As someone who follows global disease outbreaks as part of my job, my first question when looking for daycare facilities of my daughter, even before questions of accreditation or curriculum, was their vaccination policy. If they allowed exemptions in the infant room or had older children with exemptions, it was a no-go. My child would be starting daycare before she was fully vaccinated and would have to, for the first year of her life, rely on herd immunity — the measure of protection that unvaccinated individuals enjoy when the vast majority of others are vaccinated. In 21st-century California it seems odd to have to mistrust herd immunity, but that is the situation.

As a developed nation, the United States does not face the same constraints in terms of disease as developing nations. The United States has both the funds and technology —vaccines and medication — to keep diseases in check, as well as robust infrastructure to distribute this technology. This means that it does not have the economic constraint that endemic diseases such as malaria in Africa or parts of Asia present. When examining new treatments as an analyst I look at potential limitations and costs of development to evaluate the global impact. Robust and cheap treatments have more potential to have an impact because they can be used more easily by developing nations where these disease constraints are more prevalent. The measles outbreak, though, is different and is part of a growing trend that despite having the tools to limit disease, there are populations that choose not to use them.

The current measles outbreak started with an imported case at Disneyland that has spread to more than 120 individuals in 17 different U.S. states.
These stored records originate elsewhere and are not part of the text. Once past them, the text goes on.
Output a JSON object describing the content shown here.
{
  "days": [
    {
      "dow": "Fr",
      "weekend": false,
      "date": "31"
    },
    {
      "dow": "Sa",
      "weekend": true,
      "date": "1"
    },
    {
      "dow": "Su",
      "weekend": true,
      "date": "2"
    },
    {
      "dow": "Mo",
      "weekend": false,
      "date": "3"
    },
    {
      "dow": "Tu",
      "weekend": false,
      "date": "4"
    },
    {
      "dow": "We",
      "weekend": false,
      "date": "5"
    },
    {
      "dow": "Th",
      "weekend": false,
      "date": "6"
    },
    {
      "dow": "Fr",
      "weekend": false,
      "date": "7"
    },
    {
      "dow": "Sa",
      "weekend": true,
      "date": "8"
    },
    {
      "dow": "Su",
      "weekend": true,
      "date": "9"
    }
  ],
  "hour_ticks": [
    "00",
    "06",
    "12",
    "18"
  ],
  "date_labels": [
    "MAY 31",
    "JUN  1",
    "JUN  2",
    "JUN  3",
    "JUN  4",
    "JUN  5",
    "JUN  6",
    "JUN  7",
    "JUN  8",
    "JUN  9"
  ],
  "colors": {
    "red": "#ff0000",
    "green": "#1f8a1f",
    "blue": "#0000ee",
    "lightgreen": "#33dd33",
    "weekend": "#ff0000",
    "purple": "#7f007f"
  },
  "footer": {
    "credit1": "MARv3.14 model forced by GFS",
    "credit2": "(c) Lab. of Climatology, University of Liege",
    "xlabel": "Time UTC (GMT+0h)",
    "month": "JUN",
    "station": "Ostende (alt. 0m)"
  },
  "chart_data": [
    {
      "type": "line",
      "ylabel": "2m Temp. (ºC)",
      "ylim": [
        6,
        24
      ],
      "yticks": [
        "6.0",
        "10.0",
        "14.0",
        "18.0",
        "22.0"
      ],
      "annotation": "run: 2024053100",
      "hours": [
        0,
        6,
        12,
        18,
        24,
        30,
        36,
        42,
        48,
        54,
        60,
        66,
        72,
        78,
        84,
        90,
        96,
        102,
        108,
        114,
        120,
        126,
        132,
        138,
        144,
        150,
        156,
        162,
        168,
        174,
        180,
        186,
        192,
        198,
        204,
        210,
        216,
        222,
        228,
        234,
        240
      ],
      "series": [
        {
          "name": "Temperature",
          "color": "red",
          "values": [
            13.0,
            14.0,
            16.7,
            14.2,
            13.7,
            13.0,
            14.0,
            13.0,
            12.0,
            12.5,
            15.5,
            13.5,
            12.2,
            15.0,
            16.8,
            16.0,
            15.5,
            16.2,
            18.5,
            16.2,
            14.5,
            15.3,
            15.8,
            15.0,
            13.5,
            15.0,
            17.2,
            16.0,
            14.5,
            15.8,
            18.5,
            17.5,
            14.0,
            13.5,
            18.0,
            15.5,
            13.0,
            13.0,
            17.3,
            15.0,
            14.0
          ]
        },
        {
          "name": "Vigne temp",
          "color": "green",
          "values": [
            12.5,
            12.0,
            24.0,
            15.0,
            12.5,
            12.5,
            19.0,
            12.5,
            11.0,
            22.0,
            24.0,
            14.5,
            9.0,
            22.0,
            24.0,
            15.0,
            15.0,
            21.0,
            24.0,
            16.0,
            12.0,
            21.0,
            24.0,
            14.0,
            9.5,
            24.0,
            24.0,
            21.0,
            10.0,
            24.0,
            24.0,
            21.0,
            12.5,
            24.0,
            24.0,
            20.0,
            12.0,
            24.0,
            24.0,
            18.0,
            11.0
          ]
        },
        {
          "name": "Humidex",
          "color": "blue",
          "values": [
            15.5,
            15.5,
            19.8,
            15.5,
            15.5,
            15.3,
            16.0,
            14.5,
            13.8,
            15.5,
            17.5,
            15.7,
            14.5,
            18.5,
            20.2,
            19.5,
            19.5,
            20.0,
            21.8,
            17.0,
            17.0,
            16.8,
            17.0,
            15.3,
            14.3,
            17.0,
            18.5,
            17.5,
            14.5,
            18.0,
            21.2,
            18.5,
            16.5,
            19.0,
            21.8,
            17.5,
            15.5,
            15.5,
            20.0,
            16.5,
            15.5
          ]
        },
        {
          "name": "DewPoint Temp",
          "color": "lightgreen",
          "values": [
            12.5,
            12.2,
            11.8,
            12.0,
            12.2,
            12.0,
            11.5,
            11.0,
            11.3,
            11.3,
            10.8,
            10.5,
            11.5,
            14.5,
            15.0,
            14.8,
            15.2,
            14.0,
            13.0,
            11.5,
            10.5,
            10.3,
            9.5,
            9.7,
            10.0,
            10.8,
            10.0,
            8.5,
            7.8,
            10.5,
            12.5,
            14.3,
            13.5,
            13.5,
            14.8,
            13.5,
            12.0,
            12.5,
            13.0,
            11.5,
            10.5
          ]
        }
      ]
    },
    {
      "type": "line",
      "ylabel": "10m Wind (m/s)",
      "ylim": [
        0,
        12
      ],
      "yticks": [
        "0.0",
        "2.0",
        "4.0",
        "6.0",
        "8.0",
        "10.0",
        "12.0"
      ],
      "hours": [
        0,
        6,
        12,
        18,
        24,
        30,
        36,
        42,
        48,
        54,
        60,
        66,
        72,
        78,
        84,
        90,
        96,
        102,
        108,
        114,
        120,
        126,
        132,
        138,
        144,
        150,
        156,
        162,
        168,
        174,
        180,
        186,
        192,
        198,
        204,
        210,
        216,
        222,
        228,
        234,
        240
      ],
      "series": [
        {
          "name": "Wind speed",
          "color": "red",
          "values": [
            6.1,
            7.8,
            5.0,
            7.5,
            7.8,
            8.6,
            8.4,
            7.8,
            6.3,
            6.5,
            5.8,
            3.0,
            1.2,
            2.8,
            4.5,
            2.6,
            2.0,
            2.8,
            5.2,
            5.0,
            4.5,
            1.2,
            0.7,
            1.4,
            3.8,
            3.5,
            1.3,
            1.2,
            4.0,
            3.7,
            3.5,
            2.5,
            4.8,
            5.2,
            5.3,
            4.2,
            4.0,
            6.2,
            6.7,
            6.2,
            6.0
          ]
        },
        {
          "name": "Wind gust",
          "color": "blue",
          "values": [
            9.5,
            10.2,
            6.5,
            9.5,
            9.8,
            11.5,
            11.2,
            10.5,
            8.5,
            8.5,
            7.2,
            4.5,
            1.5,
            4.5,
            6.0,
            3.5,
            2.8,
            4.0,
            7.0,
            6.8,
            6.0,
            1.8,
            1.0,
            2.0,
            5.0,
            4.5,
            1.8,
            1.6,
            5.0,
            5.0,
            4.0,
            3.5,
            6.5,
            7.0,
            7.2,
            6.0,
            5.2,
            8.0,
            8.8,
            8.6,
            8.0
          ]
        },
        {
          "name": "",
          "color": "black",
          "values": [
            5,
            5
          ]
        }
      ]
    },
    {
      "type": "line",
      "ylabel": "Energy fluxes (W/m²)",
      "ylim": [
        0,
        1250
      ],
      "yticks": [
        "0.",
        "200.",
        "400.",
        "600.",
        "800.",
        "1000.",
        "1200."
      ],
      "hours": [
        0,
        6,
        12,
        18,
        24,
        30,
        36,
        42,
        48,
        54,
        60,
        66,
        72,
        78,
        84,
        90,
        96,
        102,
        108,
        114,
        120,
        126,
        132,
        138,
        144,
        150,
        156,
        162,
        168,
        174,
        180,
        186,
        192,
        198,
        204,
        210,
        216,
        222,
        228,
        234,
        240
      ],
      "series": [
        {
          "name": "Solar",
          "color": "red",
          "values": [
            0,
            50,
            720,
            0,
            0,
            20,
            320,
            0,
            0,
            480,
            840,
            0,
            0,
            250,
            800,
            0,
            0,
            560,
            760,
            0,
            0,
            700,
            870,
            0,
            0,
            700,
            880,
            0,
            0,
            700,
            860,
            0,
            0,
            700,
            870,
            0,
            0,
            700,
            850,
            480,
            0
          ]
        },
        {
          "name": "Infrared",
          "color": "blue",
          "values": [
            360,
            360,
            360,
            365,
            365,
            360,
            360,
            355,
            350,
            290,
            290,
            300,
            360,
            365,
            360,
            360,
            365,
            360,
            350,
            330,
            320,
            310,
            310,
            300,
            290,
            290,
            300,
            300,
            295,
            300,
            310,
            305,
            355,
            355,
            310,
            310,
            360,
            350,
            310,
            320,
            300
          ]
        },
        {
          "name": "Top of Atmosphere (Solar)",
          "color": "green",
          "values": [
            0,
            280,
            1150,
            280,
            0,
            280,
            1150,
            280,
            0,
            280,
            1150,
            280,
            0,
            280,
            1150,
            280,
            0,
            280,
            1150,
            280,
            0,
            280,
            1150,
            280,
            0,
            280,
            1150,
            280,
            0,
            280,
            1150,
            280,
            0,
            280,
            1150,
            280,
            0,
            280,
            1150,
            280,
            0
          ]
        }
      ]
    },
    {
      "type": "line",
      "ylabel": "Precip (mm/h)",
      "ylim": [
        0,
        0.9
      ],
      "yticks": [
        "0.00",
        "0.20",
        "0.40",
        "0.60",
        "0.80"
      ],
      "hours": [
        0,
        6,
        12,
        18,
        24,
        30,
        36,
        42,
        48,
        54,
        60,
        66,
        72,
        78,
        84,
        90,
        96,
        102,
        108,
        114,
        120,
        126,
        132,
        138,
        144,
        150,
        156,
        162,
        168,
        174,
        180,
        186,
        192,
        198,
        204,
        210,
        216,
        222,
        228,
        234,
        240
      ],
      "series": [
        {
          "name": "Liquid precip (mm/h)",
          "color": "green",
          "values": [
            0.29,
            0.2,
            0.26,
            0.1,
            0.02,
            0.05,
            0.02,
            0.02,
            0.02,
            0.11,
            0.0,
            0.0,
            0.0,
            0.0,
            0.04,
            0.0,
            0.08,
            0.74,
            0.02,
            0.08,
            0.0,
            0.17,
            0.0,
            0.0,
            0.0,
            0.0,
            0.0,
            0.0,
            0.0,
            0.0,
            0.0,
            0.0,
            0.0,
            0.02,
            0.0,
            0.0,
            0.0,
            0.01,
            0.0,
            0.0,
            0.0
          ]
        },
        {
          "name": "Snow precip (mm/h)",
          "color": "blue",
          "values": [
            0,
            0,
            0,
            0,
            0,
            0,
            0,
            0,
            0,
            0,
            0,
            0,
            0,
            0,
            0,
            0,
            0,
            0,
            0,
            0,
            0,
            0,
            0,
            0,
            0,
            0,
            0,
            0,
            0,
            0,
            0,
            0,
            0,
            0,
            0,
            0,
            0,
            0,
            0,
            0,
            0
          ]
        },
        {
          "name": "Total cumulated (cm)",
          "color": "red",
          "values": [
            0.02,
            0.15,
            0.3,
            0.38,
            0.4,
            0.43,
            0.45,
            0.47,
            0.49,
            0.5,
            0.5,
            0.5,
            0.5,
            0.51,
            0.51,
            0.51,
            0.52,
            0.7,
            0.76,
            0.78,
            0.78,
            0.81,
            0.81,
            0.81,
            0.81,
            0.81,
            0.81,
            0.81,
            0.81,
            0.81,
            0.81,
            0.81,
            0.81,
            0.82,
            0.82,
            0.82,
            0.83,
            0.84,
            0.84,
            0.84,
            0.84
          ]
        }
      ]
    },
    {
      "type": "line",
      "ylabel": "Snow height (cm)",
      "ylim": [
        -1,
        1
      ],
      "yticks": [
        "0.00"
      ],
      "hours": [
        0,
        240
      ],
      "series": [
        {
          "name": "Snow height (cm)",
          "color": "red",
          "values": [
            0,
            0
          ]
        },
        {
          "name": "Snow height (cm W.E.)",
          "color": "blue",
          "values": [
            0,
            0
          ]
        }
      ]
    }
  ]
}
Its continued spread has been facilitated in large part because of lack of vaccinations.

The scariest part, as a parent, is that many children in the United States are not vaccinated because their parents made a choice, a misinformed one. The science is simple, the data overwhelming. Vaccines work and are safe. Yes, there are side effects, but they are extremely rare. Vaccines are not poison. There is no substantiated link to autism, despite what a single, falsified, retracted study showed almost two decades ago. And yet vaccination rates continue to decline. And, in the United States, it is not a matter of access. Rather it is affluent, educated areas where the vaccination rates have dipped the furthest. While California law requires that kindergarteners be vaccinated, parents are allowed to opt out and the opt-out rate doubled between the 2007/2008 and 2013/2014 school years. Although it did fall for the 2014/2015 school year, it is still high across the state at 2.5 percent. Locally the rate can be even higher and private schools have a higher rate than public schools. Marin County (San Francisco Bay Area with a median household income over more than $90,000) has a personal belief exemption level of over 7.5 percent. In order to maintain herd immunity for measles, approximately 95 percent of the population needs to be vaccinated.

The outbreak began at Disneyland, a place where many families vacation, but now daycares are closing and high school students without vaccinations are being asked to stay home as new cases continue to be reported. Measles may not be an extremely deadly disease, but it spreads very rapidly and is difficult to contain without vaccinations. The frustrating part of the whole thing, as both a scientist and a parent, is that the magnitude of such an outbreak was preventable.

Before I became a parent, I used to scoff at parents who refused to vaccinate – how could they possibly risk their child's health like that? Having watched my daughter's first round of vaccines, I empathize with the desire to prevent a child's discomfort and protect their health. But failing to vaccinate when there are no underlying medical concerns does not protect a child. It puts not only the one child at risk to contract preventable diseases, but my baby as well.  But there is the personal creeping in. From a geopolitical standpoint, it is important to maintain herd immunity against diseases to prevent their re-emergence. Endemic diseases have the potential to reduce economic output. With the measles outbreak, this is not likely to happen. However, with globalization aiding the spread of some diseases, if the United States fails to use its tools, it could end up constraining itself with endemic disease.